What do you do if you have ridden successfully in the past but a scary incident or injury replaced fun with fear? I hear from many riders who were once confident and after an accident or a life change suddenly have a new sense of fear around horses.
In moderation, fear can help keep you safe and know your limits. But if fear is keeping you from doing what you like to do, it’s time to make a mental shift and return to riding with goals that allow for small, but meaningful changes.
It’s easy to feel a sense of loss when an activity that you once loved is suddenly a burden to even think about. It’s a grieving process. Grief leads to guilt that you should be doing something more—riding more, visiting the barn more.
Grieving the Fun
If this sounds like you, you have not permanently lost your ability to enjoy horses. Your sense of grief may be unfounded because you still have the ability and knowledge you once had (of course, once healing and doctors’ orders are obeyed if you had an accident). You haven’t lost the skill, you’ve just temporarily misplaced it because fear is overwhelming.
Psychologists often say that fear plus grief equals debilitation. It’s too much to handle the emotions of fear and grief. Remind yourself of what you have done in the past and what you are capable of doing. Read some books about riding or watch videos—say to yourself “I can do that!”
The Plan Against Fear
Fear can be overwhelming and can make you feel like you have lost skills. I know hundreds of riders who say they have worked on their fear and overcome it. To be successful, you have to have a plan, think ahead and work slowly and meticulously on your plan.
How do you put a fear-conquering plan into action? Control your thoughts. There’s a mind-body-spirit connection. One part of the trilogy affects all the others. Once the emotion of fear takes over, there are physical effects in your body and your mind devolves into negative thoughts.
If you allow yourself to think “what if he falls,” or “he’s going to spook,” you’re focusing on the negative. That’s allowing fear to take over. Instead of allowing your mind to pollute, sing a song, or visualize what you want your ride to be like. If you have video of yourself riding in the past, watch that. Or watch a favorite rider and notice how confidently they sit the canter. Get those wonderful images in your mind to replace the negative.

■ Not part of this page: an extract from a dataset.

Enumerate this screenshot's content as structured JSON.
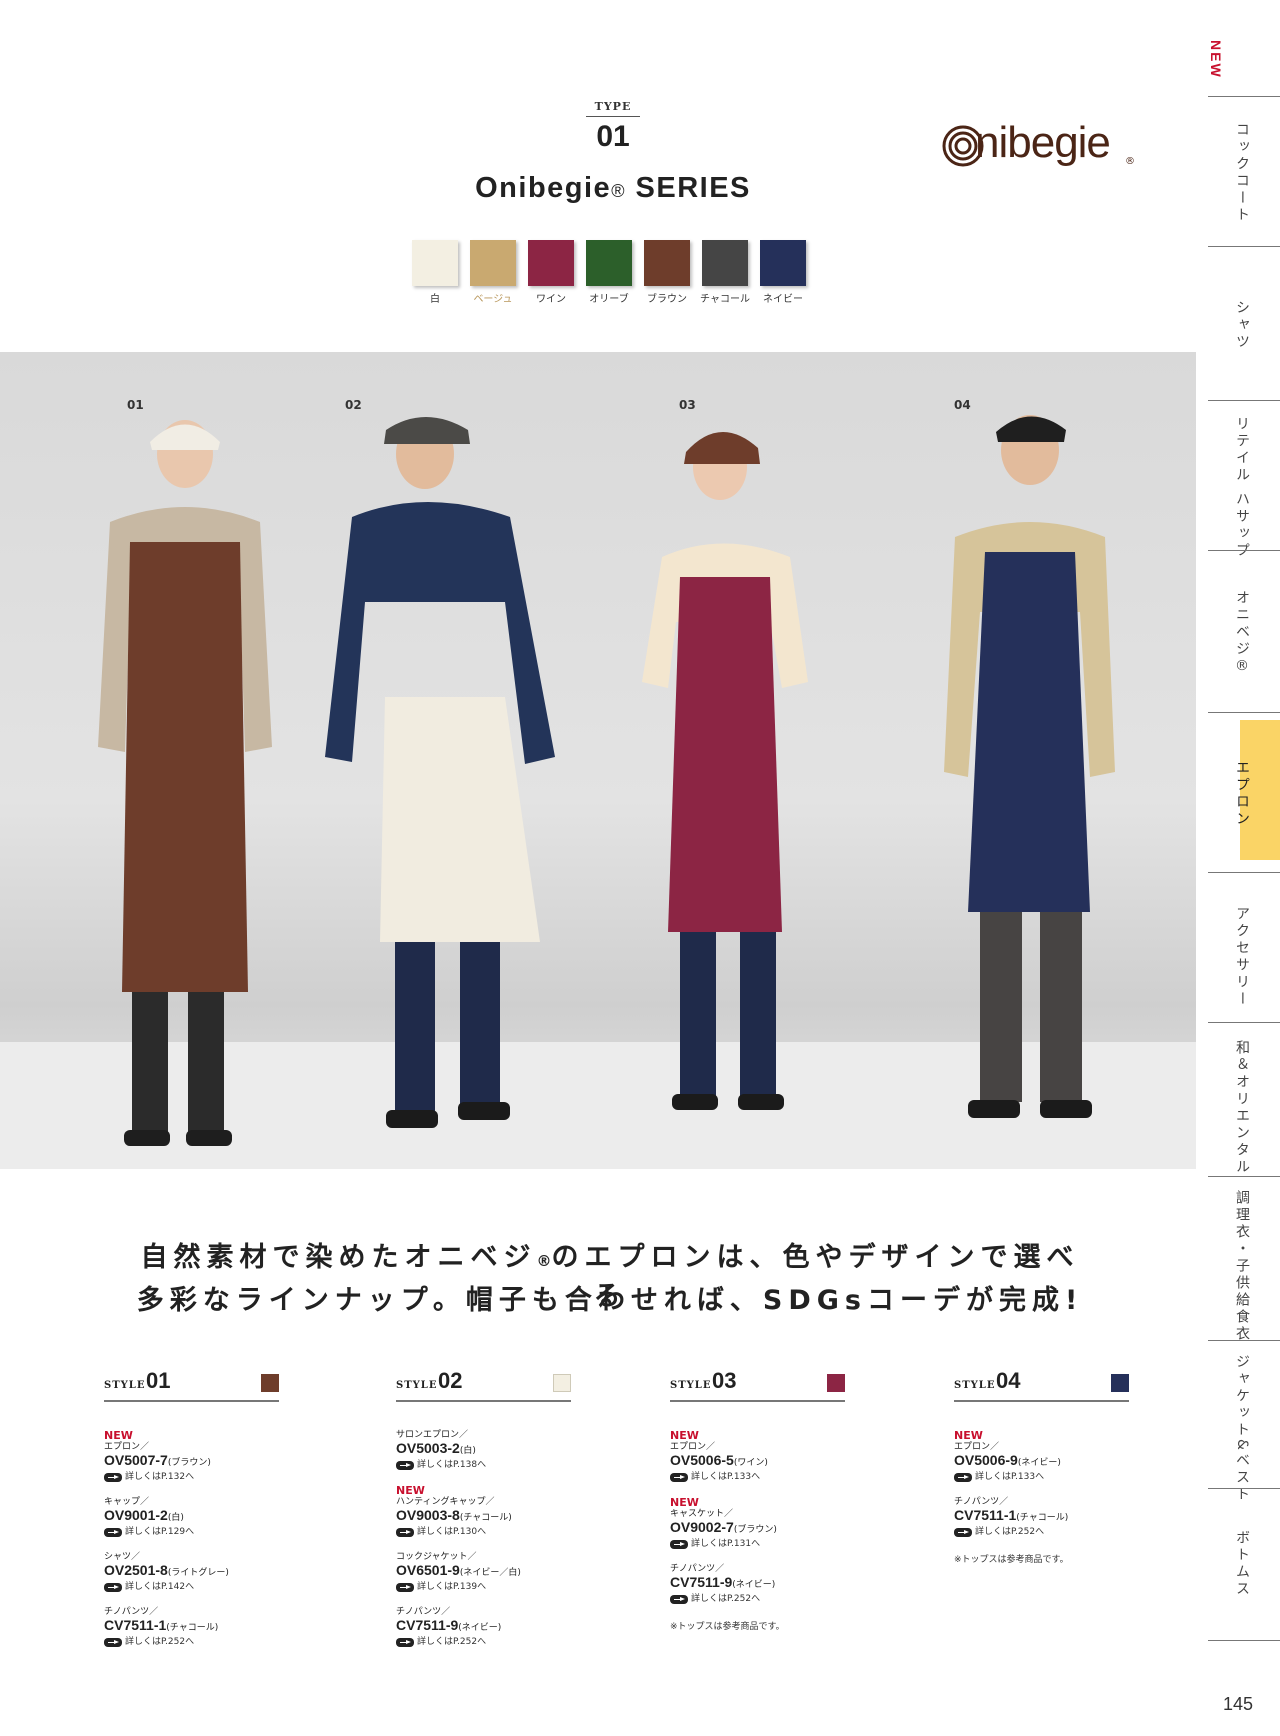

Once your mind is in check, you’ll have more access to consciously direct your body. If your body is stuck in fear, you may subconsciously ride in a forward, hunched and gripping position. Once you can calm your thoughts, you can choose to take a breath and control your posture. If the fear can’t control your mind or your body, it can’t affect your whole life.
When you visit the barn, target the exact moment you become fearful. Start to notice your body’s reactions to even the idea of riding. You may think you’re fearful of cantering, but do you really feel your body shake when you saddle up?
Once you know the point that causes your fear, also identify your comfort zone. You may feel peaceful when you catch your horse, but when you saddle him, that’s the moment fear enters. Stay in the comfort zone as long as you need–for days, weeks or months. Repeatedly walk out to catch your horse then groom and let him go.
Soon you’ll be ready to do a little more—maybe saddle and walk. Just do a little more when you feel like it and celebrate your successes. Small ventures outside your comfort zone will help you move on. Don’t push and always feel okay about staying within your comfort zone to build confidence.
If you have a setback, go back to a known comfort zone and start creeping ahead again. Soon, you’ll find that you want to do more as long as you build up to it in small increments. At some point, you’ll feel your old comfort level and your old confidence pop back in and your desire to ride will return.
Don’t let anyone else prompt you to do more than what you want. Don’t push yourself because of peer pressure.
When you do reach a new level, share with friends and take a moment to praise yourself. Mastering fear is a lot of work; make sure to treat yourself well. Eat right and get in better shape—it will really help! What you do to make yourself healthier, build strength and improve balance, will help your confidence in general.
Pay attention to how you’re feeling emotionally before you approach your horse. If your day is already going downhill, don’t push yourself on your fear-mastering plan. On those days, take your horse on a walk or do some groundwork. If you’re feeling good and the weather is great, those are the days to push yourself a little more and consider stepping out of your comfort zone—and toward your long-term goal of enjoying your horse once more.